I had had enough of the Corniche driving of the Riviera. The roads set in the hillside were called Corniches and they were slow and spectacular and I had seen all I needed of them. I had a different plan to go home and lounging on the beaches or forcing the old Jeep through the alleys of fashionable St Tropez were not part of them.
I decided to take the inland road back to Italy, backroads far less trafficked in those days with olive trees and rocks burning under the inland sun. The Jeep was never going to win any races but I took the doors off and put them in the back and smelled the sage and pine as we drove through the scrubby desert forests of the interior. 
Driving the Jeep was an ordeal as the Naugahyde seats were unsprung and fixed in position. There was no cruise control or sound system, the controls were adequate but rudimentary, made of sturdy steel with no pretensions toward middle class luxury. I sat slouched behind the enormous black Bakelite wheel and after I got the four speed gearbox into top gear (at about 25 miles per hour) there was nothing left to do but hold down the enormous metal accelerator pedal and try to keep the beast in it's lane.

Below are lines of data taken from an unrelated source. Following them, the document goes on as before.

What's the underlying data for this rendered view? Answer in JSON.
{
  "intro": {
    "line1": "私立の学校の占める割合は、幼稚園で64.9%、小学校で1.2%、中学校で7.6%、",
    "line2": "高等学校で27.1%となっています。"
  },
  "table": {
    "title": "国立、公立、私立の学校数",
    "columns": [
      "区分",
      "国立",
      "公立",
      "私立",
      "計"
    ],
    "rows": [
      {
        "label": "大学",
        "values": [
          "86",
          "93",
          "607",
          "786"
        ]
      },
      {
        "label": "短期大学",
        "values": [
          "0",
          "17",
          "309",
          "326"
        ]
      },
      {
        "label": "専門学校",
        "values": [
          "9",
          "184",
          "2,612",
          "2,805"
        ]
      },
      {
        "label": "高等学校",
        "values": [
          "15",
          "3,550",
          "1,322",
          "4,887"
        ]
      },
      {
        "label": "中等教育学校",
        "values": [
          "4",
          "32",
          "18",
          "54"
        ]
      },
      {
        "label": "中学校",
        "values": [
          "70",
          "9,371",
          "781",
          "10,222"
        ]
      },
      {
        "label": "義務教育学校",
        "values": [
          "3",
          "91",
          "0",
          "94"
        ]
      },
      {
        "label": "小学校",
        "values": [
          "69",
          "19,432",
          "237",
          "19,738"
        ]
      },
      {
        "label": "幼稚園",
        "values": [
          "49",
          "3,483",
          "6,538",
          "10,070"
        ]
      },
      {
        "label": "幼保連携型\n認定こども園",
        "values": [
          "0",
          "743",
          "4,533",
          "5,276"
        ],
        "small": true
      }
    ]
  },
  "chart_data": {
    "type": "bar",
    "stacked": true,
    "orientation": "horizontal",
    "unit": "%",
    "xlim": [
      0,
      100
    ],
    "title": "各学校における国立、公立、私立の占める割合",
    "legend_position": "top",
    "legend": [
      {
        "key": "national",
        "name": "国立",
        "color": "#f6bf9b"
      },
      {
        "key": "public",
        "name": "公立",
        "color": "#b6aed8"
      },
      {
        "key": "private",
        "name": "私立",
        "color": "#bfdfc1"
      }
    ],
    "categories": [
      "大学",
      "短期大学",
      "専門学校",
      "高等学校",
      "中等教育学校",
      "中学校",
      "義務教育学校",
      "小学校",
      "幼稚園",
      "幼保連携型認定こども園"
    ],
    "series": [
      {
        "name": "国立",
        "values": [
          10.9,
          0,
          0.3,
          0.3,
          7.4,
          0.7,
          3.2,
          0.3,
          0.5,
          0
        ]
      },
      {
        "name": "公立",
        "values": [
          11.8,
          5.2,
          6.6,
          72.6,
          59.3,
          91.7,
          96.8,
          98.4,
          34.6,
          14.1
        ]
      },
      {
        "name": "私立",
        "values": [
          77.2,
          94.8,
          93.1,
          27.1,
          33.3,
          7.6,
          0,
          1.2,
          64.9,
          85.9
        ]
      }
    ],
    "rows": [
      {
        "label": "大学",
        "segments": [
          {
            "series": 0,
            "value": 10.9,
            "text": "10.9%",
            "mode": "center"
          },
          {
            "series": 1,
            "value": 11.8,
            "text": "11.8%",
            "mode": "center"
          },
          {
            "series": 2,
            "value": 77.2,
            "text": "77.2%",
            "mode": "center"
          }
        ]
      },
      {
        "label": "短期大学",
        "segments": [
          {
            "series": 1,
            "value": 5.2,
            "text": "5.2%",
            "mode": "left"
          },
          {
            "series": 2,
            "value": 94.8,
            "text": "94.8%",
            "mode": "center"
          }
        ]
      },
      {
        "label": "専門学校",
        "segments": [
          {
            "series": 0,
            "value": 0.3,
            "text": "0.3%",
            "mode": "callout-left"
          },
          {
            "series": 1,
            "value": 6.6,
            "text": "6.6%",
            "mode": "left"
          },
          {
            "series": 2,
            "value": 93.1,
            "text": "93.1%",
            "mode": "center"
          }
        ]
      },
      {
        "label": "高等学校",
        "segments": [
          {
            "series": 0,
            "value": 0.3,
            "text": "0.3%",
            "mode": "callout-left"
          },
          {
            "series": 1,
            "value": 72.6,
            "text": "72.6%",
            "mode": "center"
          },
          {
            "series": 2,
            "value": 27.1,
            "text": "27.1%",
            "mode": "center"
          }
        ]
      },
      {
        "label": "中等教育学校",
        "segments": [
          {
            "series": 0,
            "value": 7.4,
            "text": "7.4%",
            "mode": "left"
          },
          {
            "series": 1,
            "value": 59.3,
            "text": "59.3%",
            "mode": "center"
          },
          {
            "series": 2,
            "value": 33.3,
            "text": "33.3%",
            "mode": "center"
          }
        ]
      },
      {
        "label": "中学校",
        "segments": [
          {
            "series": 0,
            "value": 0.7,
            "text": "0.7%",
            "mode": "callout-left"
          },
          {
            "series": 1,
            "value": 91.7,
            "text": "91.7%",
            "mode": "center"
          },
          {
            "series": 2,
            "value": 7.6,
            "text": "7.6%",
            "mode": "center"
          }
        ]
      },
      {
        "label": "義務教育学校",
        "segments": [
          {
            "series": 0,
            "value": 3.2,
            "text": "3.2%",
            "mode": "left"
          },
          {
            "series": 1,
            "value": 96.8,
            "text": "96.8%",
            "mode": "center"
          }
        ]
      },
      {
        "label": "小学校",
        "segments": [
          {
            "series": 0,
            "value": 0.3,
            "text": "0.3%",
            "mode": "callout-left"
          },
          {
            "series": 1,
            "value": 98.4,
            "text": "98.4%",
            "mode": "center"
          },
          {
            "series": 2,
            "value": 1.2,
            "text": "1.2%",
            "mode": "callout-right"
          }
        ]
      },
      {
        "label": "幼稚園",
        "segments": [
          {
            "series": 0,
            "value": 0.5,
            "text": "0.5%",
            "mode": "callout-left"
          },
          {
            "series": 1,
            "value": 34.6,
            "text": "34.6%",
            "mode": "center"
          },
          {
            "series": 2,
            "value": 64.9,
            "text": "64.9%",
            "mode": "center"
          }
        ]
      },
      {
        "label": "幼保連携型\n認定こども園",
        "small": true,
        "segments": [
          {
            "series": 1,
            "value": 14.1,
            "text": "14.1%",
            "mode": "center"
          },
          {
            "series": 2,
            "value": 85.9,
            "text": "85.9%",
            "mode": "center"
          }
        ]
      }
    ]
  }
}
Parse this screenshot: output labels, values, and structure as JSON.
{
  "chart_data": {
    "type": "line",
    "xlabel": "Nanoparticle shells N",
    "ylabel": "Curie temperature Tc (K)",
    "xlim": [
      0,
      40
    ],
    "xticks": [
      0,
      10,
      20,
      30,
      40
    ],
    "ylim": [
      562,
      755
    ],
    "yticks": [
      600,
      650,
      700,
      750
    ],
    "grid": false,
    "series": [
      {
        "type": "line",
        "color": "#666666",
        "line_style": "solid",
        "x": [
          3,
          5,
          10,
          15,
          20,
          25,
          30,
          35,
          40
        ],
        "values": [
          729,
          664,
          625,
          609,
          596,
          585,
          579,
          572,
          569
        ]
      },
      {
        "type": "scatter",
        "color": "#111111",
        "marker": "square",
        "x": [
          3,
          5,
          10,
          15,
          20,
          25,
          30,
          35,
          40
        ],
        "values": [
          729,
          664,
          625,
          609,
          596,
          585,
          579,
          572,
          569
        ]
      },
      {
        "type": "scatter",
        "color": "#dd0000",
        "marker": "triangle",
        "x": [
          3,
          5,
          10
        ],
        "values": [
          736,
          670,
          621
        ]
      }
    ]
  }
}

A huge black vent spewed heat if I needed it with outlets to the windshield. To cool off the driver's area there was a way of opening the windshield at an angle to let fresh air inside. For slow speed work, say in the fields you could fold the windshield completely onto the hood and expose yourself completely to the wind. Take off the canvas roof and you were in the ultimate slow speed convertible.
I had my sleeping bag and a pad, and I used my backpack with some spare clothes for a pillow. I laid down between the bench seats on either side of the back and slept on the floor, curled up in the event of rain and stretched out over the back if it was dry. I have no memory of washing but Europe even then was littered with campgrounds so if a traveler got desperate there were stops with facilities. When I went motorcycle touring I never made reservations; I just showed up and was almost never turned away. In some ways it was a simpler world before the Internet as telephones were crude and the best form of communication was simply showing up so that's what everyone did until whoever the merchant was, sold out of whatever they were selling. Nowadays it seems we are expected to program every aspect of our lives.
I drove and napped all the way home. A cursory passport check at a bend in the mountain road and I was back in Italy. It was a different country then, at a time when France and Italy were joined by the EEC- the European Common Market - more formally known as the European Economic Community. It was a group of trading nations each with their own currency and borders were still borders. I feel like I grew up in another world but at my age I suppose that is a common feeling.
When I got home I discovered the power of taking people by surprise. I expected an interrogation but they looked at me sideways and I slipped back into the routines. Where did I go? France I said, a reply so outlandish and outside their experience they were afraid to ask the next obvious question. I never told them why I went. I didn't know myself as I had never heard of van life or wild camping or being "on the road". I just did what came naturally because I wanted to, and the petit bourgeois family I left at home had no clue who I was or what motivated me.
They had even less of a clue when I left home a few years later without explanation on my motorcycle and never returned. Van Life planted a seed even before van life existed.